Anti-politics is one of the reasons why societies in which antiblack racism is hegemonic are also those in which racial moralizing dominates: moralizing stops at individuals at the expense of addressing institutions the transformation of which would make immoral individuals irrelevant. As a political problem, it demands a political solution. It is not accidental that Blacks continue to be the continued exemplars of unrealized freedom. As so many from Ida B. Wells-Barnett to Angela Davis (2003) and Michelle Alexander (2010) have shown, the expansion of privatization and incarceration is squarely placed in a structure of states and civil societies premised on the limitations of freedom (Blacks) – ironically, as seen in countries such as South Africa and the United States, in the name of freedom.
That power is a facilitating or enabling phenomenon, a functional element of the human world, a viable response must be the establishing of relations that reach beyond the singularity of the body. I bring this up because proponents of Afropessimism might object to this analysis because of its appeal to a human world. If that world is abrogated, the site of struggle becomes that which is patently not human.
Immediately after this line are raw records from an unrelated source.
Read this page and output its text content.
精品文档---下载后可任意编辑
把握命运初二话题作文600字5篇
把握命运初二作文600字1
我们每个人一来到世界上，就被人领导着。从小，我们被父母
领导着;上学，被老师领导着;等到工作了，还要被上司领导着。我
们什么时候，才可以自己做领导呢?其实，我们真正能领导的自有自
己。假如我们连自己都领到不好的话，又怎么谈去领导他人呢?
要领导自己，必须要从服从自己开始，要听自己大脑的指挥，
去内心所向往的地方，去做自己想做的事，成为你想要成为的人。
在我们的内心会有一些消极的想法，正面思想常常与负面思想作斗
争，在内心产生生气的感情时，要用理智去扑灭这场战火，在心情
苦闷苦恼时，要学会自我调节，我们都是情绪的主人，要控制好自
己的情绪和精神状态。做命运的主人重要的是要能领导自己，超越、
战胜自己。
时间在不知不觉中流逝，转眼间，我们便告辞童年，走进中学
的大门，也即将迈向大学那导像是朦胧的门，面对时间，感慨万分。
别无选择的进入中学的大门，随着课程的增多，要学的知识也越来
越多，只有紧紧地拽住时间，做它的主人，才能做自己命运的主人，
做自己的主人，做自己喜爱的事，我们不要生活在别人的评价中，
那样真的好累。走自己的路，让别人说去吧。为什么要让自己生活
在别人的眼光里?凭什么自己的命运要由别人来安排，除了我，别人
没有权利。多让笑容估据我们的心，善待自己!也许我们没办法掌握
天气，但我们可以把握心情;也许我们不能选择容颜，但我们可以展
It is not accidental that popular race discourse refers today to ‘‘black bodies,’’ for instance, instead of ‘‘black people.’’ As the human world is discursive, social, and relational, this abandonment amounts to an appeal to the non-relational, the incommunicability of singularity, and appeals to the body and its reach. At that point, it’s perhaps the psychologist, psychiatrist, or psychoanalyst who would be helpful, as turning radically inward offers the promise of despair, narcissistic delusions of godliness, and, as Fanon also observed, madness. Even if that slippery slope were rejected, the performative contradiction of attempting to communicate such singularity or absence thereof requires, at least for consistency, the appropriate course of action: silence.
The remaining question for Afropessimism, especially those who are primarily academics, becomes this: Why write? It’s a question for which, in both existential and political terms, I don’t see how an answer could be given from an Afropessimistic perspective without the unfortunate revelation of cynicism. The marketability of Afropessimism is no doubt in the immediate and paradoxical satisfaction in dissatisfaction it offers. We are at this point on familiar terrain. As with ancient logical paradoxes denying the viability of time and motion, the best option, after a moment of immobilized reflection, is, eventually, to move on, even where the pause is itself significant as an encomium of thought.